For the $500 difference, the interest isn't much - about 32 cents a day on a loan with an interest rate of 6 percent, or $3.20 if you typically pay 10 days late. But over the life of the loan, it can add up. On a 6 percent mortgage with simple interest, paying 10 days late consistently means more than three additional mortgage payments at the end of a 30-year loan - a period that gets even longer as the interest rate goes up or the longer you delay making your monthly payments.

The problem for many borrowers is that they assume simple interest is normal. When their mortgage lender tells them "Oh, it's just simple interest" it sounds like the most straightforward, least expensive thing to do. But it's not.

Early mortgage payments can save

Simple interest can have an upside, if you're the type who likes to make your mortgage payments early. In that case, each day you make your payment ahead of your due date will save you money, instead of costing you. But relatively few borrowers find themselves able to do that on a consistent basis. You don't get a benefit for paying a standard mortgage a few days early, since the interest is still calculated once a month.

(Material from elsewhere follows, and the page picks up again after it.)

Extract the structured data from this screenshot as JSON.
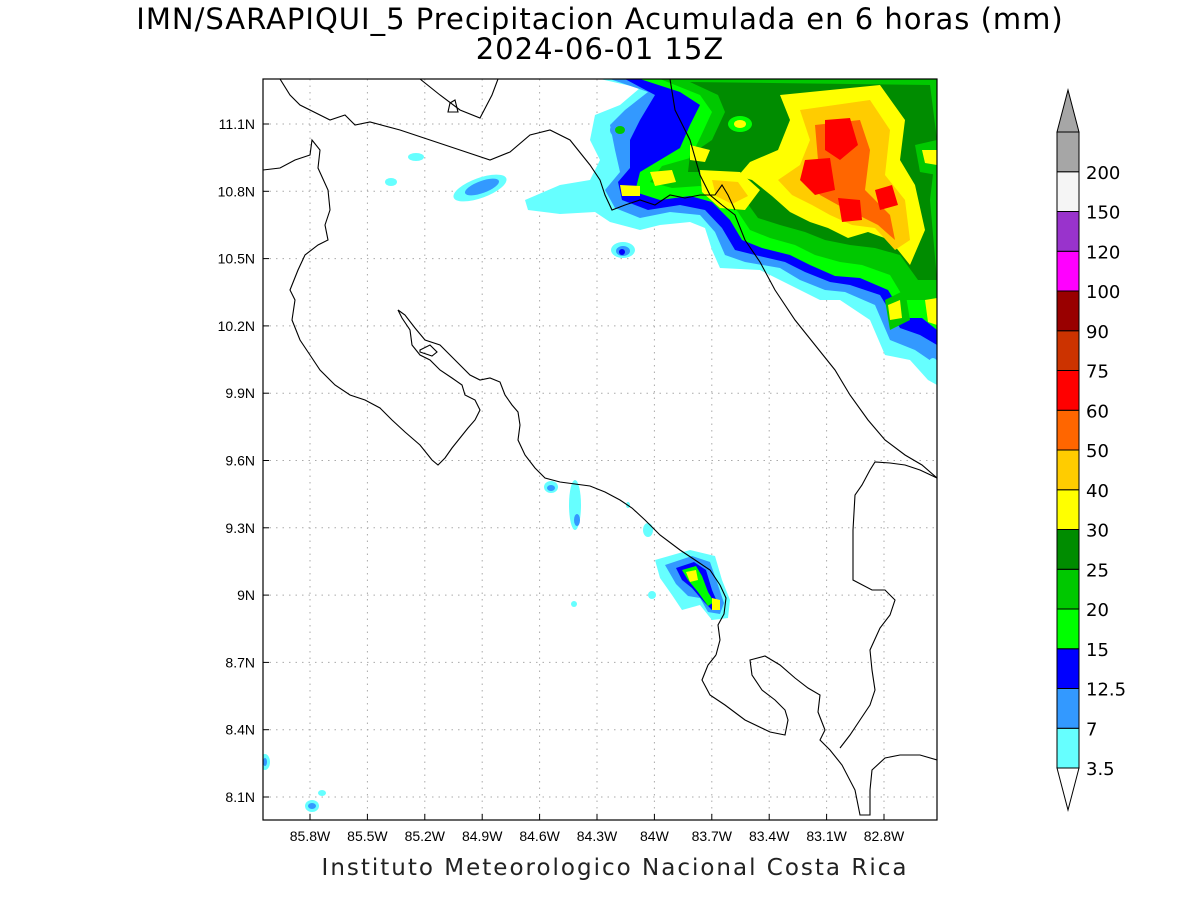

One more thing - even if your lender tells you you're getting a standard mortgage, it might not stay that way unless it's specifically written into the mortgage contract. Some mortgage servicers have been known to convert standard interest mortgages to simple interest when acquiring a mortgage if the loan terms don't specifically prohibit them from doing so. So it's a good idea to make sure your loan agreement specifically states you're getting a standard mortgage at the outset.